Страница 5 из 6
Природа не обременила его ни чрезмерной красотой, ни юношеской прелестью, и сам я в силу своей брюзгливости и своенравия добавил и длинную бороду, наказывая его, по видимости, за то, что оно некрасиво по естеству. По той же причине примирился я и со вшами, носящимися в ней, как зверье в подлеске. Жрать так, чтоб за ушами трещало, пить полным ртом не могу, ибо постоянно должен прилагать усилия, чтобы вместе с пищей не обожраться мне бороды. Когда же целую я или меня целуют, страдание медлит, хотя и в этом случае тягостна, тягостна борода, ибо не дает «чистые к гладким губам губы еще слаще приклеить», как сказано поэтом. <…> Скажите же: я должен вить из своей бороды веревки! Что ж, пусть они будут у вас, если нежным, ненатруженным, холеным вашим рукам не причинит ее грубость страшных бед. Пусть не полагает никто, что я оскорблен вашей насмешкой. Я сам дал вам повод для обвинения, имея подобный козлам подбородок, в то время как, полагаю, мог бы его и выбрить, как у красивых юношей и всех женщин, которые по природе вызывают любовь. Но вы, даже в старости соперничающие со своими сыновьями и дочерьми в роскошности своего образа жизни и в предельном женоподобии и изнеженности, старательно делаете свои подбородки гладкими, являя свою мужественность на темени, а не на щеках, как это делаем мы[11].

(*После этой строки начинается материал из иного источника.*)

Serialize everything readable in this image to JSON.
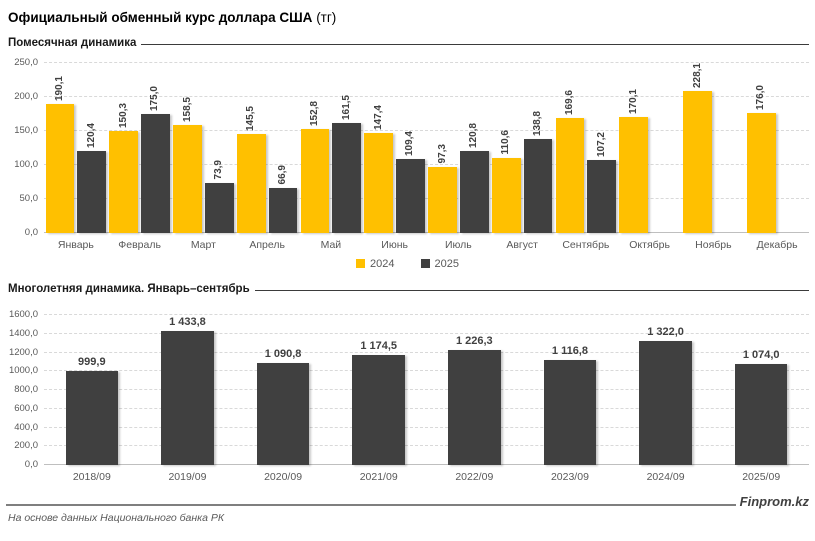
{
  "page": {
    "title": "Официальный обменный курс доллара США",
    "title_unit": "(тг)",
    "brand": "Finprom.kz",
    "source_note": "На основе данных Национального банка РК"
  },
  "colors": {
    "series_2024": "#FFC000",
    "series_2025": "#404040",
    "grid": "#D9D9D9",
    "axis_text": "#595959",
    "data_label": "#404040"
  },
  "legend": {
    "items": [
      {
        "label": "2024",
        "color": "#FFC000"
      },
      {
        "label": "2025",
        "color": "#404040"
      }
    ]
  },
  "chart_data": [
    {
      "type": "bar",
      "title": "Помесячная динамика",
      "categories": [
        "Январь",
        "Февраль",
        "Март",
        "Апрель",
        "Май",
        "Июнь",
        "Июль",
        "Август",
        "Сентябрь",
        "Октябрь",
        "Ноябрь",
        "Декабрь"
      ],
      "series": [
        {
          "name": "2024",
          "color": "#FFC000",
          "values": [
            190.1,
            150.3,
            158.5,
            145.5,
            152.8,
            147.4,
            97.3,
            110.6,
            169.6,
            170.1,
            228.1,
            176.0
          ],
          "labels": [
            "190,1",
            "150,3",
            "158,5",
            "145,5",
            "152,8",
            "147,4",
            "97,3",
            "110,6",
            "169,6",
            "170,1",
            "228,1",
            "176,0"
          ]
        },
        {
          "name": "2025",
          "color": "#404040",
          "values": [
            120.4,
            175.0,
            73.9,
            66.9,
            161.5,
            109.4,
            120.8,
            138.8,
            107.2,
            null,
            null,
            null
          ],
          "labels": [
            "120,4",
            "175,0",
            "73,9",
            "66,9",
            "161,5",
            "109,4",
            "120,8",
            "138,8",
            "107,2",
            null,
            null,
            null
          ]
        }
      ],
      "ylim": [
        0,
        250
      ],
      "yticks": [
        "0,0",
        "50,0",
        "100,0",
        "150,0",
        "200,0",
        "250,0"
      ],
      "grid": true,
      "legend_position": "bottom",
      "data_label_orientation": "vertical"
    },
    {
      "type": "bar",
      "title": "Многолетняя динамика. Январь–сентябрь",
      "categories": [
        "2018/09",
        "2019/09",
        "2020/09",
        "2021/09",
        "2022/09",
        "2023/09",
        "2024/09",
        "2025/09"
      ],
      "series": [
        {
          "name": "Январь–сентябрь",
          "color": "#404040",
          "values": [
            999.9,
            1433.8,
            1090.8,
            1174.5,
            1226.3,
            1116.8,
            1322.0,
            1074.0
          ],
          "labels": [
            "999,9",
            "1 433,8",
            "1 090,8",
            "1 174,5",
            "1 226,3",
            "1 116,8",
            "1 322,0",
            "1 074,0"
          ]
        }
      ],
      "ylim": [
        0,
        1600
      ],
      "yticks": [
        "0,0",
        "200,0",
        "400,0",
        "600,0",
        "800,0",
        "1000,0",
        "1200,0",
        "1400,0",
        "1600,0"
      ],
      "grid": true,
      "legend_position": "none",
      "data_label_orientation": "horizontal"
    }
  ]
}
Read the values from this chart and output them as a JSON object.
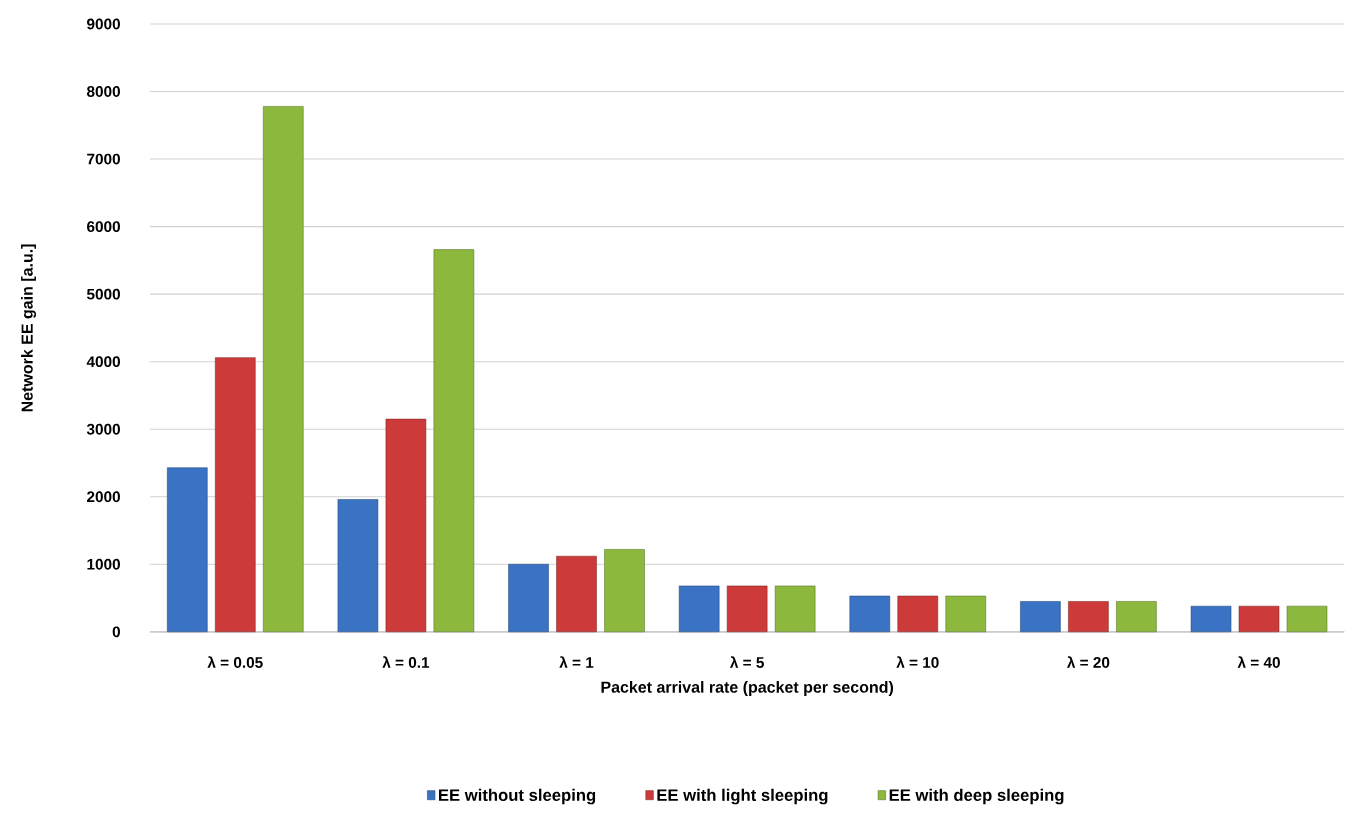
{
  "chart_data": {
    "type": "bar",
    "xlabel": "Packet arrival rate (packet per second)",
    "ylabel": "Network EE gain [a.u.]",
    "categories": [
      "λ = 0.05",
      "λ = 0.1",
      "λ = 1",
      "λ = 5",
      "λ = 10",
      "λ = 20",
      "λ = 40"
    ],
    "series": [
      {
        "name": "EE without sleeping",
        "color": "#3a72c4",
        "values": [
          2430,
          1960,
          1000,
          680,
          530,
          450,
          380
        ]
      },
      {
        "name": "EE with light sleeping",
        "color": "#cc3a3a",
        "values": [
          4060,
          3150,
          1120,
          680,
          530,
          450,
          380
        ]
      },
      {
        "name": "EE with deep sleeping",
        "color": "#8db83e",
        "values": [
          7780,
          5660,
          1220,
          680,
          530,
          450,
          380
        ]
      }
    ],
    "ylim": [
      0,
      9000
    ],
    "yticks": [
      0,
      1000,
      2000,
      3000,
      4000,
      5000,
      6000,
      7000,
      8000,
      9000
    ],
    "grid": "y",
    "legend": "bottom"
  }
}
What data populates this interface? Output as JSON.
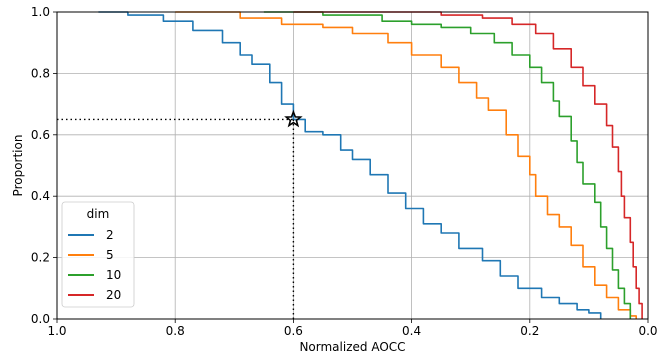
{
  "chart_data": {
    "type": "line",
    "xlabel": "Normalized AOCC",
    "ylabel": "Proportion",
    "xlim": [
      1.0,
      0.0
    ],
    "ylim": [
      0.0,
      1.0
    ],
    "x_inverted": true,
    "grid": true,
    "x_ticks": [
      "1.0",
      "0.8",
      "0.6",
      "0.4",
      "0.2",
      "0.0"
    ],
    "y_ticks": [
      "0.0",
      "0.2",
      "0.4",
      "0.6",
      "0.8",
      "1.0"
    ],
    "legend": {
      "title": "dim",
      "placement": "lower-left"
    },
    "series": [
      {
        "name": "2",
        "color": "#1f77b4",
        "points": [
          [
            0.93,
            1.0
          ],
          [
            0.88,
            0.99
          ],
          [
            0.82,
            0.97
          ],
          [
            0.77,
            0.94
          ],
          [
            0.72,
            0.9
          ],
          [
            0.69,
            0.86
          ],
          [
            0.67,
            0.83
          ],
          [
            0.64,
            0.77
          ],
          [
            0.62,
            0.7
          ],
          [
            0.6,
            0.65
          ],
          [
            0.58,
            0.61
          ],
          [
            0.55,
            0.6
          ],
          [
            0.52,
            0.55
          ],
          [
            0.5,
            0.52
          ],
          [
            0.47,
            0.47
          ],
          [
            0.44,
            0.41
          ],
          [
            0.41,
            0.36
          ],
          [
            0.38,
            0.31
          ],
          [
            0.35,
            0.28
          ],
          [
            0.32,
            0.23
          ],
          [
            0.28,
            0.19
          ],
          [
            0.25,
            0.14
          ],
          [
            0.22,
            0.1
          ],
          [
            0.18,
            0.07
          ],
          [
            0.15,
            0.05
          ],
          [
            0.12,
            0.03
          ],
          [
            0.1,
            0.02
          ],
          [
            0.08,
            0.0
          ]
        ]
      },
      {
        "name": "5",
        "color": "#ff7f0e",
        "points": [
          [
            0.8,
            1.0
          ],
          [
            0.73,
            1.0
          ],
          [
            0.69,
            0.98
          ],
          [
            0.62,
            0.96
          ],
          [
            0.55,
            0.95
          ],
          [
            0.5,
            0.93
          ],
          [
            0.44,
            0.9
          ],
          [
            0.4,
            0.86
          ],
          [
            0.35,
            0.82
          ],
          [
            0.32,
            0.77
          ],
          [
            0.29,
            0.72
          ],
          [
            0.27,
            0.68
          ],
          [
            0.24,
            0.6
          ],
          [
            0.22,
            0.53
          ],
          [
            0.2,
            0.47
          ],
          [
            0.19,
            0.4
          ],
          [
            0.17,
            0.34
          ],
          [
            0.15,
            0.3
          ],
          [
            0.13,
            0.24
          ],
          [
            0.11,
            0.17
          ],
          [
            0.09,
            0.11
          ],
          [
            0.07,
            0.07
          ],
          [
            0.05,
            0.03
          ],
          [
            0.03,
            0.01
          ],
          [
            0.02,
            0.0
          ]
        ]
      },
      {
        "name": "10",
        "color": "#2ca02c",
        "points": [
          [
            0.65,
            1.0
          ],
          [
            0.55,
            0.99
          ],
          [
            0.45,
            0.97
          ],
          [
            0.4,
            0.96
          ],
          [
            0.35,
            0.95
          ],
          [
            0.3,
            0.93
          ],
          [
            0.26,
            0.9
          ],
          [
            0.23,
            0.86
          ],
          [
            0.2,
            0.82
          ],
          [
            0.18,
            0.77
          ],
          [
            0.16,
            0.71
          ],
          [
            0.15,
            0.66
          ],
          [
            0.13,
            0.58
          ],
          [
            0.12,
            0.51
          ],
          [
            0.11,
            0.44
          ],
          [
            0.09,
            0.38
          ],
          [
            0.08,
            0.3
          ],
          [
            0.07,
            0.23
          ],
          [
            0.06,
            0.16
          ],
          [
            0.05,
            0.1
          ],
          [
            0.04,
            0.05
          ],
          [
            0.03,
            0.0
          ]
        ]
      },
      {
        "name": "20",
        "color": "#d62728",
        "points": [
          [
            0.6,
            1.0
          ],
          [
            0.45,
            1.0
          ],
          [
            0.35,
            0.99
          ],
          [
            0.28,
            0.98
          ],
          [
            0.23,
            0.96
          ],
          [
            0.19,
            0.93
          ],
          [
            0.16,
            0.88
          ],
          [
            0.13,
            0.82
          ],
          [
            0.11,
            0.76
          ],
          [
            0.09,
            0.7
          ],
          [
            0.07,
            0.63
          ],
          [
            0.06,
            0.56
          ],
          [
            0.05,
            0.48
          ],
          [
            0.045,
            0.4
          ],
          [
            0.04,
            0.33
          ],
          [
            0.03,
            0.25
          ],
          [
            0.025,
            0.17
          ],
          [
            0.02,
            0.1
          ],
          [
            0.015,
            0.05
          ],
          [
            0.01,
            0.0
          ]
        ]
      }
    ],
    "annotation": {
      "marker": "star",
      "x": 0.6,
      "y": 0.65,
      "guides": "dotted"
    }
  }
}
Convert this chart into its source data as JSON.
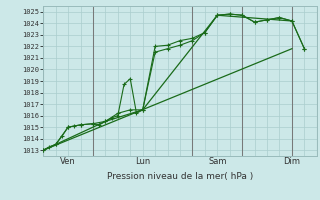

Юлиан вдоволь карикатурит своих современников, указывая, что они несдержанны, прожорливы, кокетливы, страстны на поцелуи. Одним словом, изнеженны и недисциплинированны. Борода оказывается лучшим средством воспитания своего нрава – здесь император продолжает понимать бороду как часть облика и репутации философа, мудрого, почтенного и победившего страсти.
Император дает волю иронии: якобы самоуничижаясь, он себя восхваляет, гордясь, что он благороден и решителен, как лев с густой гривой. С бородой он смирил страсти, он настолько суров, что на его лице не найдешь и следа порока. Тем самым он, как декадент, позволяет себе из случайных сравнений «волосатый как лев/благородный как лев» делать далеко идущие выводы о нравственности и задачах философа:
Поскольку же мне было недостаточно длины моей бороды, то завел я и грязную голову, стал редко стричь ее, а равно с головой и ногти; пальцы же мои из-за писчей трости почти что черны. Если ты желаешь узнать то, что обычно скрывают, то моя грудь космата, заросла волосами так же, как грудь льва, царствующего, подобно мне, среди зверей; я никогда не делал ни ее, ни какую иную часть своего тела гладкой и мягкой из-за низости и тяжести моего нрава. Если бы, как Цицерон, я имел бы где-нибудь бородавку, то рассказал бы уж вам, но чего нет, того нет. Не довольствуясь грубостью своего тела, я прибавляю к нему суровый во всем образ жизни. Я не допускаю себя в театры в силу своего невежества и не допускаю в мой двор театральный жертвенник, разве что в первый день года, ибо чересчур туп, чтобы воспринимать его; да и в этом случае я действую подобно мужику, вынужденному из своих скудных средств платить подать суровому господину. Даже когда я вхожу в театр, то делаю это как тот, кто искупает свою вину. Опять же, хоть я и величаюсь великим царем, но не имею никого, кто управлял бы мимами и возницами так же, как мои полководцы и воеводы всей вселенной. <…> Возможно, есть и другие изъяны и тяготы, с ясностью доказывающие невыносимость моего нрава (а я постоянно прилагаю к этому всё большие и большие дикости) – ненавижу скачки, как должники ненавидят рынок[12].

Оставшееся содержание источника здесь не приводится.